A imprensa é, sim, culpada pelo resultado trágico do seqüestro de Santo André. Mas não pelos motivos até agora elencados. Os que criticam a mídia se resumem a apontar o sensacionalismo na cobertura do seqüestro, que atrapalhou as negociações entre a polícia e o seqüestrador, dando a este último uma sensação de onipotência. Entretanto, as raízes dessa tragédia são muito mais profundas. Sempre houve sensacionalismo na história da imprensa, faz parte de sua gênese, até de sua essência. Mas o sensacionalismo decorre das tragédias – não precisa, necessariamente, engendrá-las. Isso só ocorre quando a própria sociedade vira refém da mídia, tornando-se impotente para coibir-lhe os excessos.
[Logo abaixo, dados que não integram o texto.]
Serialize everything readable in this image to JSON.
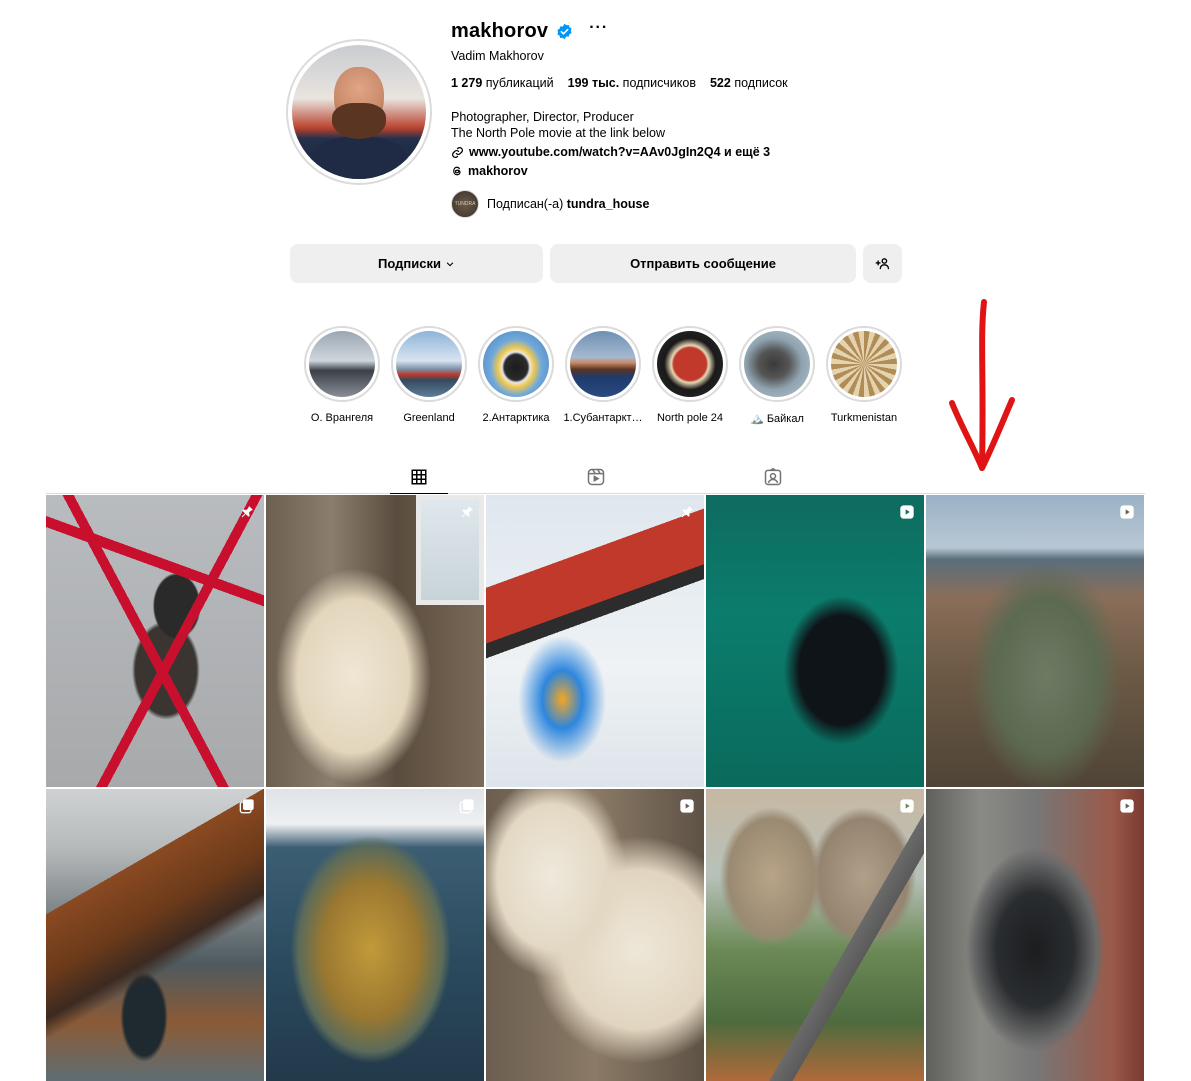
{
  "profile": {
    "username": "makhorov",
    "full_name": "Vadim Makhorov",
    "stats": {
      "posts_count": "1 279",
      "posts_label": "публикаций",
      "followers_count": "199 тыс.",
      "followers_label": "подписчиков",
      "following_count": "522",
      "following_label": "подписок"
    },
    "bio_line1": "Photographer, Director, Producer",
    "bio_line2": "The North Pole movie at the link below",
    "link_text": "www.youtube.com/watch?v=AAv0JgIn2Q4 и ещё 3",
    "threads_handle": "makhorov",
    "followed_by_prefix": "Подписан(-а)",
    "followed_by_user": "tundra_house",
    "followed_avatar_text": "TUNDRA"
  },
  "actions": {
    "following_label": "Подписки",
    "message_label": "Отправить сообщение"
  },
  "highlights": [
    {
      "label": "О. Врангеля"
    },
    {
      "label": "Greenland"
    },
    {
      "label": "2.Антарктика"
    },
    {
      "label": "1.Субантаркт…"
    },
    {
      "label": "North pole 24"
    },
    {
      "label": "🏔️ Байкал"
    },
    {
      "label": "Turkmenistan"
    }
  ],
  "tabs": [
    {
      "name": "posts-grid-icon",
      "active": true
    },
    {
      "name": "reels-icon",
      "active": false
    },
    {
      "name": "tagged-icon",
      "active": false
    }
  ],
  "posts": [
    {
      "subject": "climber on red tower",
      "badge": "pin-icon"
    },
    {
      "subject": "polar bear in abandoned house",
      "badge": "pin-icon"
    },
    {
      "subject": "nuclear icebreaker and helicopter",
      "badge": "pin-icon"
    },
    {
      "subject": "orca in green water",
      "badge": "reel-icon"
    },
    {
      "subject": "abandoned plane wreck in tundra",
      "badge": "reel-icon"
    },
    {
      "subject": "mountains and lagoon aerial",
      "badge": "carousel-icon"
    },
    {
      "subject": "island aerial in sea",
      "badge": "carousel-icon"
    },
    {
      "subject": "polar bears behind window frame",
      "badge": "reel-icon"
    },
    {
      "subject": "cooling towers and train",
      "badge": "reel-icon"
    },
    {
      "subject": "tunnel inside ruins",
      "badge": "reel-icon"
    }
  ],
  "colors": {
    "annotation_arrow": "#e01414",
    "verified": "#0095f6",
    "button_bg": "#efefef"
  }
}
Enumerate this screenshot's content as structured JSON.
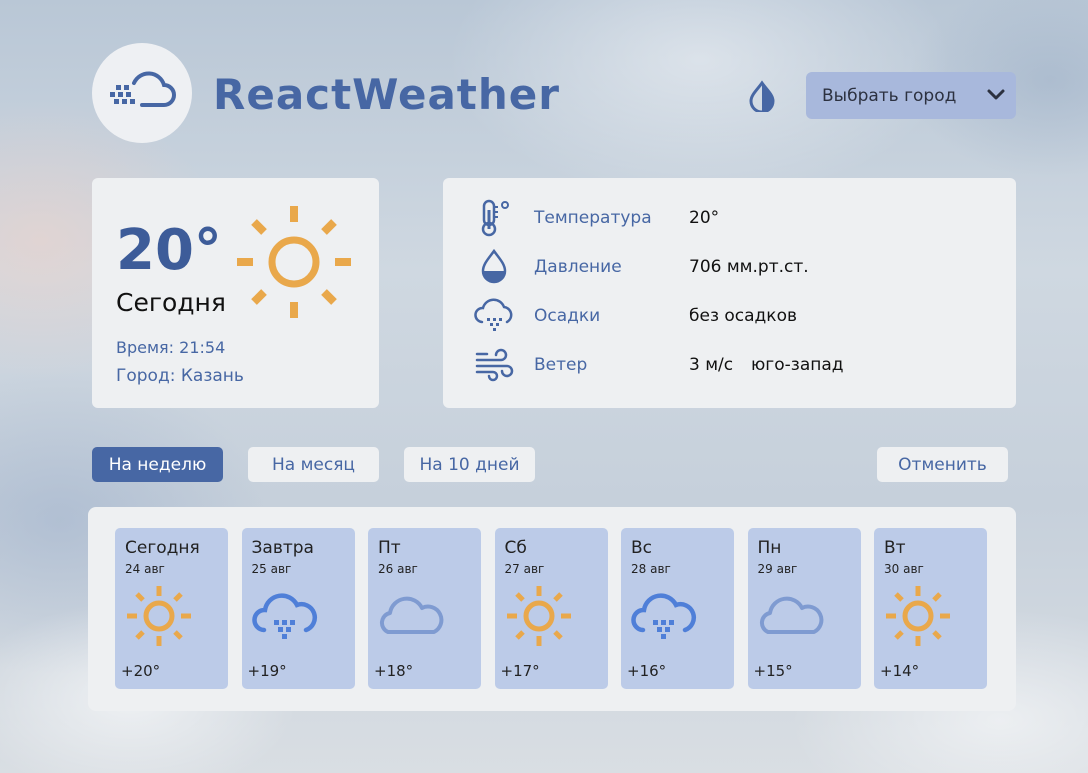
{
  "header": {
    "brand": "ReactWeather",
    "logo_icon": "cloud-wind-icon",
    "theme_icon": "half-drop-icon",
    "city_select": {
      "label": "Выбрать город",
      "icon": "chevron-down-icon"
    }
  },
  "today": {
    "temperature": "20°",
    "label": "Сегодня",
    "time": "Время: 21:54",
    "city": "Город: Казань",
    "icon": "sun-icon"
  },
  "details": [
    {
      "icon": "thermometer-icon",
      "name": "Температура",
      "value": "20°",
      "extra": ""
    },
    {
      "icon": "drop-icon",
      "name": "Давление",
      "value": "706 мм.рт.ст.",
      "extra": ""
    },
    {
      "icon": "rain-cloud-icon",
      "name": "Осадки",
      "value": "без осадков",
      "extra": ""
    },
    {
      "icon": "wind-icon",
      "name": "Ветер",
      "value": "3 м/с",
      "extra": "юго-запад"
    }
  ],
  "tabs": {
    "week": "На неделю",
    "month": "На месяц",
    "ten_days": "На 10 дней",
    "cancel": "Отменить"
  },
  "forecast": [
    {
      "day": "Сегодня",
      "date": "24 авг",
      "icon": "sun-icon",
      "temp": "+20°"
    },
    {
      "day": "Завтра",
      "date": "25 авг",
      "icon": "rain-cloud-icon",
      "temp": "+19°"
    },
    {
      "day": "Пт",
      "date": "26 авг",
      "icon": "cloud-icon",
      "temp": "+18°"
    },
    {
      "day": "Сб",
      "date": "27 авг",
      "icon": "sun-icon",
      "temp": "+17°"
    },
    {
      "day": "Вс",
      "date": "28 авг",
      "icon": "rain-cloud-icon",
      "temp": "+16°"
    },
    {
      "day": "Пн",
      "date": "29 авг",
      "icon": "cloud-icon",
      "temp": "+15°"
    },
    {
      "day": "Вт",
      "date": "30 авг",
      "icon": "sun-icon",
      "temp": "+14°"
    }
  ],
  "colors": {
    "accent": "#4767a4",
    "sun": "#e9a84b",
    "cloud": "#7f9bd1",
    "card": "#eef0f2",
    "day_card": "#bccbe8",
    "select": "#a8b8dc"
  }
}
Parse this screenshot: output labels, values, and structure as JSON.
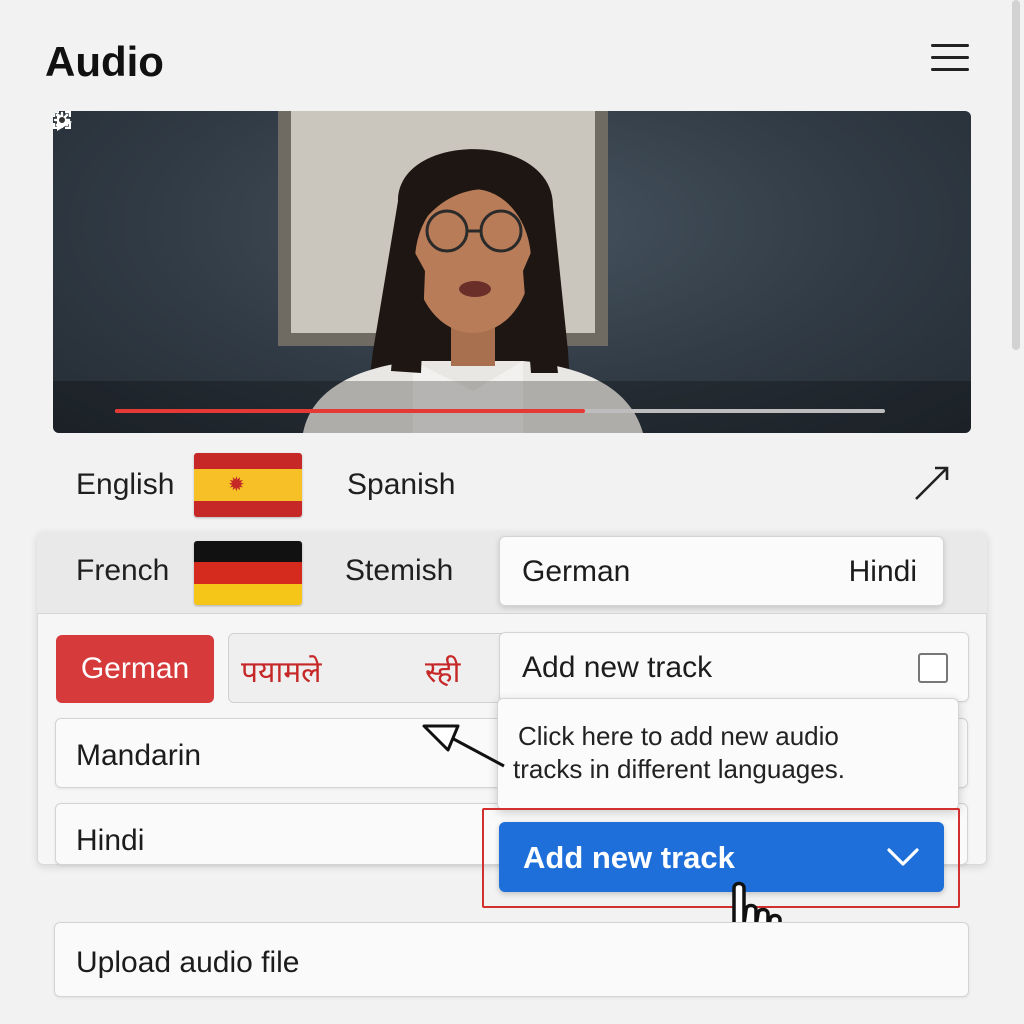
{
  "header": {
    "title": "Audio"
  },
  "video": {
    "progress_percent": 61,
    "colors": {
      "progress": "#e53935",
      "track": "#bdbdbd"
    }
  },
  "language_row": {
    "first": "English",
    "second": "Spanish"
  },
  "panel": {
    "header": {
      "first": "French",
      "second": "Stemish"
    },
    "german_hindi_card": {
      "left": "German",
      "right": "Hindi"
    },
    "selected_chip": "German",
    "script_box": {
      "left_text": "पयामले",
      "right_text": "स्ही"
    },
    "add_track_row": {
      "label": "Add new track",
      "checked": false
    },
    "rows": [
      "Mandarin",
      "Hindi"
    ]
  },
  "tooltip": {
    "line1": "Click here to add new audio",
    "line2": "tracks in different languages."
  },
  "primary_button": {
    "label": "Add new track",
    "color": "#1e6fd9"
  },
  "upload": {
    "label": "Upload audio file"
  },
  "colors": {
    "accent_red": "#d63a3a",
    "highlight": "#d32f2f"
  }
}
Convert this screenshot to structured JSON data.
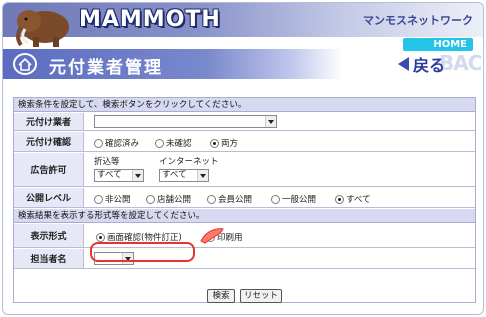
{
  "header": {
    "brand": "MAMMOTH",
    "network": "マンモスネットワーク",
    "home": "HOME",
    "title": "元付業者管理",
    "back": "戻る",
    "back_ghost": "BACK"
  },
  "search": {
    "section_title": "検索条件を設定して、検索ボタンをクリックしてください。",
    "motozuke_label": "元付け業者",
    "motozuke_value": "",
    "confirm_label": "元付け確認",
    "confirm_options": [
      "確認済み",
      "未確認",
      "両方"
    ],
    "confirm_selected": "両方",
    "ad_label": "広告許可",
    "ad_sub1": "折込等",
    "ad_sub1_value": "すべて",
    "ad_sub2": "インターネット",
    "ad_sub2_value": "すべて",
    "public_label": "公開レベル",
    "public_options": [
      "非公開",
      "店舗公開",
      "会員公開",
      "一般公開",
      "すべて"
    ],
    "public_selected": "すべて"
  },
  "display": {
    "section_title": "検索結果を表示する形式等を設定してください。",
    "format_label": "表示形式",
    "format_options": [
      "画面確認(物件訂正)",
      "印刷用"
    ],
    "format_selected": "画面確認(物件訂正)",
    "staff_label": "担当者名",
    "staff_value": ""
  },
  "buttons": {
    "search": "検索",
    "reset": "リセット"
  },
  "colors": {
    "accent": "#5b6cc1",
    "home": "#24c4e6",
    "highlight": "#e8332b"
  }
}
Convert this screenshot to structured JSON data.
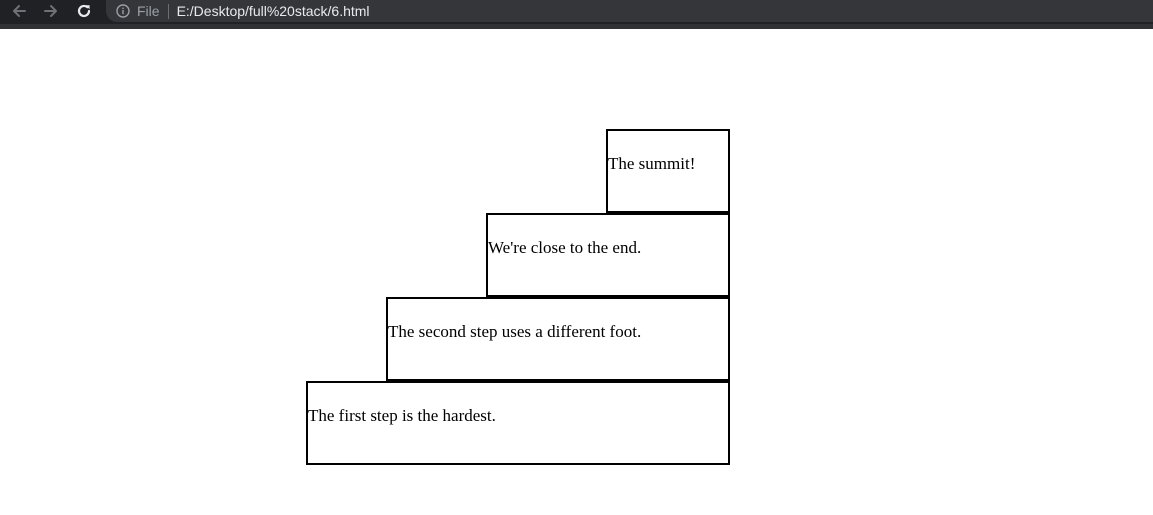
{
  "browser": {
    "icons": {
      "back": "arrow-left-icon",
      "forward": "arrow-right-icon",
      "reload": "reload-icon",
      "info": "info-circle-icon"
    },
    "scheme_label": "File",
    "url": "E:/Desktop/full%20stack/6.html",
    "colors": {
      "toolbar": "#202124",
      "omnibox": "#35363a",
      "url_text": "#e8eaed",
      "muted": "#9aa0a6"
    }
  },
  "staircase": {
    "steps": [
      {
        "text": "The summit!"
      },
      {
        "text": "We're close to the end."
      },
      {
        "text": "The second step uses a different foot."
      },
      {
        "text": "The first step is the hardest."
      }
    ]
  }
}
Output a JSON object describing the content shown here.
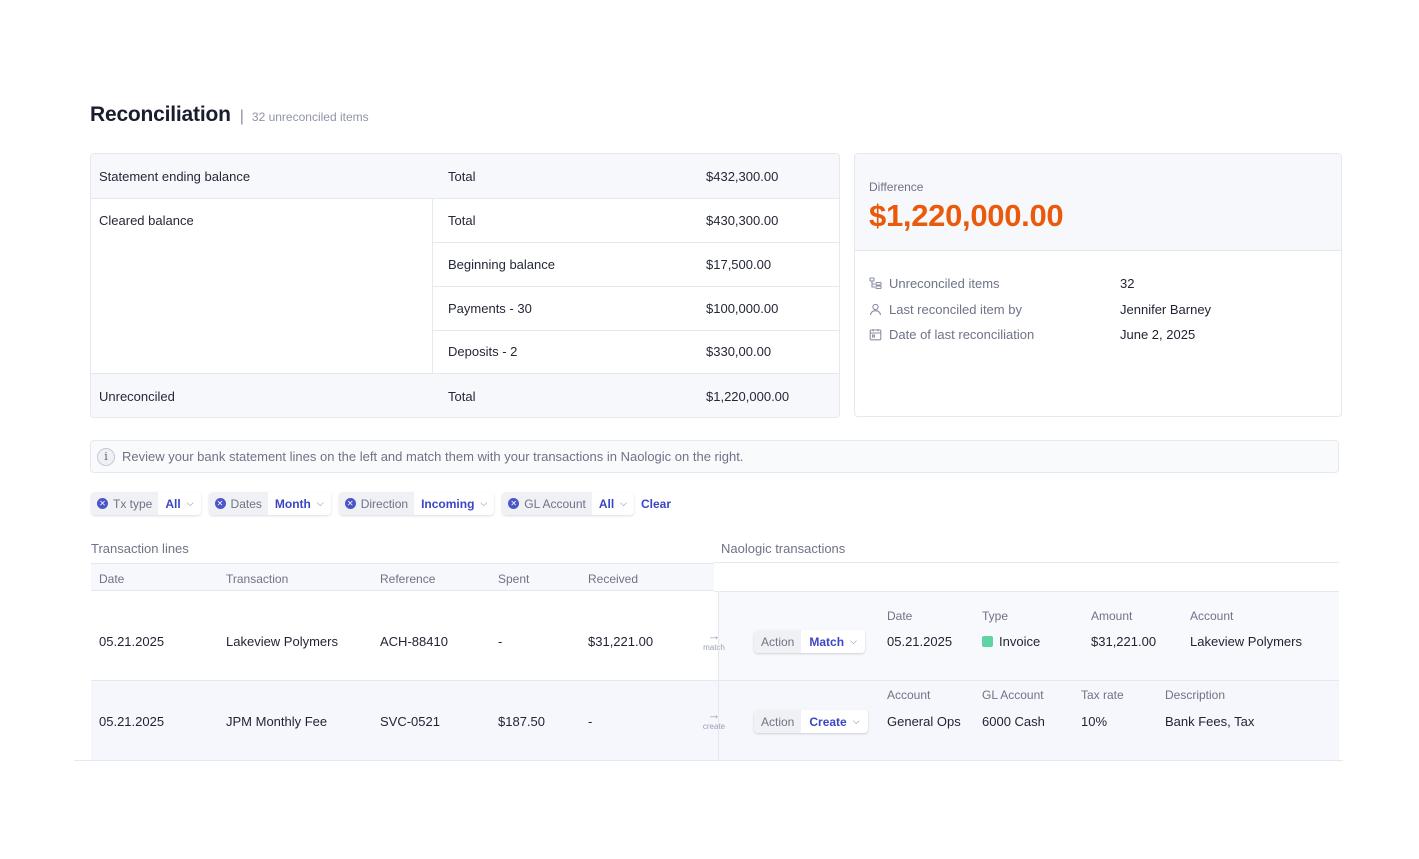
{
  "header": {
    "title": "Reconciliation",
    "separator": "|",
    "subtitle": "32 unreconciled items"
  },
  "balance": {
    "statement": {
      "label": "Statement ending balance",
      "name": "Total",
      "value": "$432,300.00"
    },
    "cleared": {
      "label": "Cleared balance",
      "rows": [
        {
          "name": "Total",
          "value": "$430,300.00"
        },
        {
          "name": "Beginning balance",
          "value": "$17,500.00"
        },
        {
          "name": "Payments - 30",
          "value": "$100,000.00"
        },
        {
          "name": "Deposits - 2",
          "value": "$330,00.00"
        }
      ]
    },
    "unreconciled": {
      "label": "Unreconciled",
      "name": "Total",
      "value": "$1,220,000.00"
    }
  },
  "difference": {
    "label": "Difference",
    "amount": "$1,220,000.00",
    "amount_color": "#ea5a0c",
    "details": [
      {
        "icon": "list-tree-icon",
        "key": "Unreconciled items",
        "value": "32"
      },
      {
        "icon": "user-icon",
        "key": "Last reconciled item by",
        "value": "Jennifer Barney"
      },
      {
        "icon": "calendar-icon",
        "key": "Date of last reconciliation",
        "value": "June 2, 2025"
      }
    ]
  },
  "info": {
    "icon_glyph": "i",
    "text": "Review your bank statement lines on the left and match them with your transactions in Naologic on the right."
  },
  "filters": {
    "items": [
      {
        "label": "Tx type",
        "value": "All"
      },
      {
        "label": "Dates",
        "value": "Month"
      },
      {
        "label": "Direction",
        "value": "Incoming"
      },
      {
        "label": "GL Account",
        "value": "All"
      }
    ],
    "clear_label": "Clear",
    "accent": "#3b46c4"
  },
  "transaction_lines": {
    "title": "Transaction lines",
    "columns": {
      "date": "Date",
      "transaction": "Transaction",
      "reference": "Reference",
      "spent": "Spent",
      "received": "Received"
    }
  },
  "naologic": {
    "title": "Naologic transactions"
  },
  "rows": [
    {
      "date": "05.21.2025",
      "transaction": "Lakeview Polymers",
      "reference": "ACH-88410",
      "spent": "-",
      "received": "$31,221.00",
      "arrow_glyph": "→",
      "arrow_label": "match",
      "action_label": "Action",
      "action_value": "Match",
      "details": [
        {
          "k": "Date",
          "v": "05.21.2025"
        },
        {
          "k": "Type",
          "v": "Invoice",
          "swatch": "#5fd3a3"
        },
        {
          "k": "Amount",
          "v": "$31,221.00"
        },
        {
          "k": "Account",
          "v": "Lakeview Polymers"
        }
      ]
    },
    {
      "date": "05.21.2025",
      "transaction": "JPM Monthly Fee",
      "reference": "SVC-0521",
      "spent": "$187.50",
      "received": "-",
      "arrow_glyph": "→",
      "arrow_label": "create",
      "action_label": "Action",
      "action_value": "Create",
      "details": [
        {
          "k": "Account",
          "v": "General Ops"
        },
        {
          "k": "GL Account",
          "v": "6000 Cash"
        },
        {
          "k": "Tax rate",
          "v": "10%"
        },
        {
          "k": "Description",
          "v": "Bank Fees, Tax"
        }
      ]
    }
  ]
}
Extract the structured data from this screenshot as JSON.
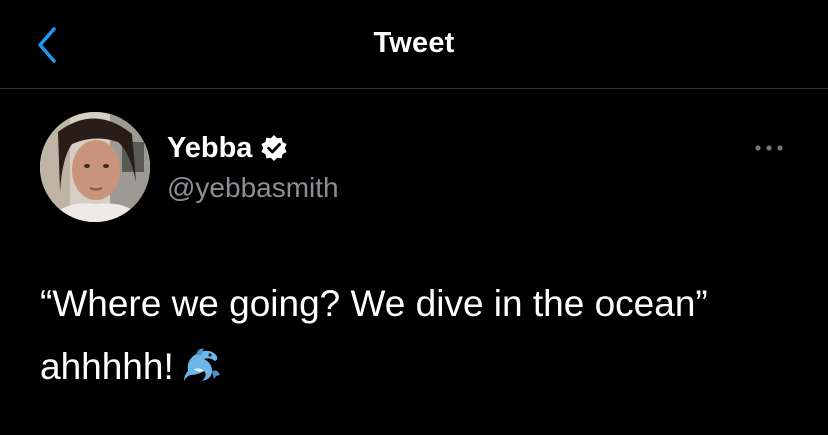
{
  "header": {
    "title": "Tweet",
    "back_icon": "chevron-left-icon"
  },
  "author": {
    "display_name": "Yebba",
    "handle": "@yebbasmith",
    "verified": true,
    "verified_icon": "verified-badge-icon",
    "avatar_icon": "avatar"
  },
  "tweet": {
    "text": "“Where we going? We dive in the ocean” ahhhhh!",
    "emoji": "dolphin-icon"
  },
  "menu": {
    "more_icon": "more-options-icon"
  },
  "colors": {
    "background": "#000000",
    "accent": "#1d9bf0",
    "secondary_text": "#8b8f94",
    "divider": "#2f3336"
  }
}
Como Mitchell Stephens demonstra em sua História das Comunicações (Civilização Brasileira, 1993), o sensacionalismo não nasceu com os jornais populares norte-americanos da década de 1830, muito menos com a ‘imprensa amarela’ de Joseph Pulitzer e William Randolph Hearst, os quais, no final do século 19, rivalizavam entre si na cínica tarefa de mercadejar o sofrimento para as massas. Na verdade, o sensacionalismo é a própria imprensa. Não existe jornalismo sem um apelo aos sentidos. A análise em jornalismo, representada por artigos e editoriais, é uma atividade terciária que surge posteriormente ao fato e sua transformação em notícia. E fato só vira notícia quando desperta os sentidos. Por isso, já na antiga Roma, crimes e divórcios, especialmente as crucificações, eram o que mais chamava a atenção do público no Fórum Romano, o coração do império.

Criminalidade e violência

No início do século 17, na Inglaterra, folhetins impressos se empenhavam em noticiar não apenas os crimes, mas as próprias alegações dos criminosos para cometê-los. E, em 1690, Publick Ocurrences, o primeiro jornal publicado nos Estados Unidos, refestelava-se na tragédia de um suicida, que morreu enforcado e chafurdava na alcova do rei da França, que, segundo o jornal, costumava deitar-se com a esposa de seu filho. Mas, como observa Mitchell Stephens, ‘o reconhecimento de que um elemento de sensacionalismo é inerente às notícias não constitui, de modo algum, desculpa para abandonarmos os esforços para fortalecer o jornalismo, da mesma forma como a compreensão de que um elemento de agressividade é inerente à natureza humana não oferece uma razão para que se abandonem as tentativas para se reduzir as chances de eclosão de uma guerra’.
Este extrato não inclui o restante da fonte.